The look and feel of a pool environment can be greatly enhanced with colored pool plaster. That cool blue look gives a magazine presence to a back yard and it’s a popular feature that a lot of pool owners are willing to pay the added expense of. The downside is, that with regular chemical use and just time itself, streaks, blotches and pigmentation discoloration is likely to happen, and it changes the feel pool owners paid for.

There are a number of reasons, and many are often preventible, that colors can fade or turn white. Scale can be deposited onto pigmented plaster surfaces by out-of-balance pool water. Keeping a pool’s water balanced is important for a lot of reasons, discoloration is one.

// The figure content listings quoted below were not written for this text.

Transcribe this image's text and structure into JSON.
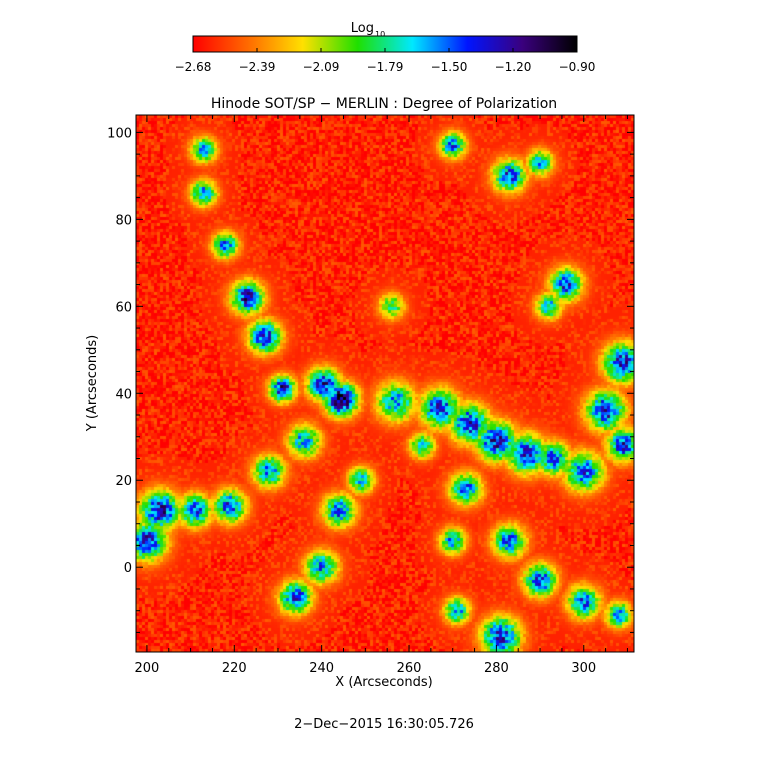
{
  "colorbar": {
    "label": "Log",
    "label_subscript": "10",
    "tick_labels": [
      "−2.68",
      "−2.39",
      "−2.09",
      "−1.79",
      "−1.50",
      "−1.20",
      "−0.90"
    ],
    "colors": [
      "#ff0000",
      "#ff6a00",
      "#ffe000",
      "#1fe000",
      "#00e8ff",
      "#0015ff",
      "#3a007e",
      "#000000"
    ]
  },
  "chart_data": {
    "type": "heatmap",
    "title": "Hinode SOT/SP − MERLIN : Degree of Polarization",
    "xlabel": "X (Arcseconds)",
    "ylabel": "Y (Arcseconds)",
    "xlim": [
      197.5,
      311.5
    ],
    "ylim": [
      -19.5,
      104
    ],
    "x_ticks": [
      200,
      220,
      240,
      260,
      280,
      300
    ],
    "x_tick_labels": [
      "200",
      "220",
      "240",
      "260",
      "280",
      "300"
    ],
    "y_ticks": [
      0,
      20,
      40,
      60,
      80,
      100
    ],
    "y_tick_labels": [
      "0",
      "20",
      "40",
      "60",
      "80",
      "100"
    ],
    "value_range": [
      -2.68,
      -0.9
    ],
    "value_scale": "log10",
    "background_level": -2.6,
    "network_features": [
      {
        "x": 244.5,
        "y": 38.5,
        "r": 2.5,
        "peak": -1.0
      },
      {
        "x": 240.5,
        "y": 42,
        "r": 2.5,
        "peak": -1.3
      },
      {
        "x": 257,
        "y": 38,
        "r": 3,
        "peak": -1.55
      },
      {
        "x": 267,
        "y": 36.5,
        "r": 3,
        "peak": -1.35
      },
      {
        "x": 274,
        "y": 33,
        "r": 3,
        "peak": -1.3
      },
      {
        "x": 280,
        "y": 29,
        "r": 3,
        "peak": -1.25
      },
      {
        "x": 287,
        "y": 26,
        "r": 3,
        "peak": -1.3
      },
      {
        "x": 293,
        "y": 25,
        "r": 2.5,
        "peak": -1.4
      },
      {
        "x": 300,
        "y": 22,
        "r": 3,
        "peak": -1.45
      },
      {
        "x": 231,
        "y": 41,
        "r": 2,
        "peak": -1.25
      },
      {
        "x": 227,
        "y": 53,
        "r": 2.5,
        "peak": -1.3
      },
      {
        "x": 223,
        "y": 62,
        "r": 2.5,
        "peak": -1.25
      },
      {
        "x": 218,
        "y": 74,
        "r": 2,
        "peak": -1.5
      },
      {
        "x": 213,
        "y": 86,
        "r": 2,
        "peak": -1.5
      },
      {
        "x": 213,
        "y": 96,
        "r": 2,
        "peak": -1.6
      },
      {
        "x": 236,
        "y": 29,
        "r": 2.5,
        "peak": -1.55
      },
      {
        "x": 228,
        "y": 22,
        "r": 2.5,
        "peak": -1.55
      },
      {
        "x": 219,
        "y": 14,
        "r": 2.5,
        "peak": -1.4
      },
      {
        "x": 211,
        "y": 13,
        "r": 2.5,
        "peak": -1.4
      },
      {
        "x": 203,
        "y": 13,
        "r": 3,
        "peak": -1.25
      },
      {
        "x": 200,
        "y": 6,
        "r": 3,
        "peak": -1.3
      },
      {
        "x": 244,
        "y": 13,
        "r": 2.5,
        "peak": -1.45
      },
      {
        "x": 240,
        "y": 0,
        "r": 2.5,
        "peak": -1.5
      },
      {
        "x": 234,
        "y": -7,
        "r": 2.5,
        "peak": -1.35
      },
      {
        "x": 249,
        "y": 20,
        "r": 2,
        "peak": -1.6
      },
      {
        "x": 270,
        "y": 97,
        "r": 2,
        "peak": -1.5
      },
      {
        "x": 283,
        "y": 90,
        "r": 2.5,
        "peak": -1.4
      },
      {
        "x": 290,
        "y": 93,
        "r": 2,
        "peak": -1.6
      },
      {
        "x": 296,
        "y": 65,
        "r": 2.5,
        "peak": -1.4
      },
      {
        "x": 292,
        "y": 60,
        "r": 2,
        "peak": -1.6
      },
      {
        "x": 309,
        "y": 47,
        "r": 3,
        "peak": -1.3
      },
      {
        "x": 305,
        "y": 36,
        "r": 3,
        "peak": -1.3
      },
      {
        "x": 309,
        "y": 28,
        "r": 2.5,
        "peak": -1.35
      },
      {
        "x": 273,
        "y": 18,
        "r": 2.5,
        "peak": -1.5
      },
      {
        "x": 270,
        "y": 6,
        "r": 2,
        "peak": -1.55
      },
      {
        "x": 283,
        "y": 6,
        "r": 2.5,
        "peak": -1.45
      },
      {
        "x": 290,
        "y": -3,
        "r": 2.5,
        "peak": -1.35
      },
      {
        "x": 300,
        "y": -8,
        "r": 2.5,
        "peak": -1.45
      },
      {
        "x": 308,
        "y": -11,
        "r": 2,
        "peak": -1.55
      },
      {
        "x": 281,
        "y": -16,
        "r": 3,
        "peak": -1.3
      },
      {
        "x": 271,
        "y": -10,
        "r": 2,
        "peak": -1.55
      },
      {
        "x": 256,
        "y": 60,
        "r": 2,
        "peak": -1.8
      },
      {
        "x": 263,
        "y": 28,
        "r": 2,
        "peak": -1.7
      }
    ]
  },
  "footer": {
    "timestamp": "2−Dec−2015 16:30:05.726"
  }
}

Another reason for color changes is simply due to workmanship and material selection. Quartz and pebble finishes have other elements in them that might not make the grade, and their wear and discoloring might be questioned as calcium scaling due to out of balance water, but the reality is, the quality fo the applied surface just might not have been that great to start with.

The whitening of colored plaster may be caused by soluble calcium ions in the plaster dissolving into the pool water due to a lesser quality plaster workmanship and has nothing to do with water balance at all. When calcium dissolution occurs, it means the plaster surface is deteriorating, losing density, and becoming porous, even though it usually remains smooth. When this porosity develops, a whitening of colored plaster is the result. Making acid washing a remedy might not remove the discoloration and is likely to cause further damage to the surfaces if this is the case.

Why does colored pool plaster turn white

Calcium Scaling versus Porosity Issues

Calcium scaling is caused by out-of-balance water and usually deposits a layer of calcium carbonate throughout a pool causing the surface and fixtures to whiten. It even feels rough to the touch. Light scraping or sanding with sandpaper will take this away.

If the whitish discoloration appears as streaks or blotches and is smooth to the touch, the problem is probably not calcium carbonate scaling, but rather a porous surface that is deteriorating faster than normal.

Calcium hydroxide and calcium chloride are two factors reduced by the plaster in a pool when it’s cured. These two things can lead to a porous, yet smooth surface. Calcium carbonate, a primary plaster constituent, is insoluble. It’s easy to assume that calcium hydroxide and calcium chloride can only be dissolved by aggressive pool water, when in fact, both elements can actually be dissolved, even by balanced water. That means’s likely something other than aggressive water is the culprit for porosity developing and the whitening effect. When those calcium ions slowly dissolve away, that process can remove color pigment and is another reason for a whitening to develop.

Other Reasons For Discoloration

Another reason for color loss is that some plasters use organic pigments in their mix. Organic pigments can be bleached by the presence of chlorine or other oxidizers, and even by direct sunlight.Organic pigments are less expensive than inorganic pigments, but they generally cannot withstand a swimming pool environment for long. This bleaching action occurs even if the plaster workmanship is of high quality. Some plaster mixes contain two pigment colors. If one is organic and becomes bleached, that color will simply disappear leaving the other non-bleachable pigment visible as the sole color.

A Remedy Porous Plaster

A very extreme acid treatment is often implored to restore the original color of the plaster. However, these acid treatments etch the plaster and make the surface rough. This also causes increased porosity and surface deterioration. It reduces the life span of the pool surfaces and the pigment color is likely to fade away and turn whitish again.

A better alternative for removing a porous and whitened plaster surface would be to sand and polish the plaster. This removes the porous material and restores a hard, dense, and smooth surface to the pool. Unfortunately, for pebble finishes, sanding and polishing is virtually impossible, leaving the more harsh alternative as likely, the only option.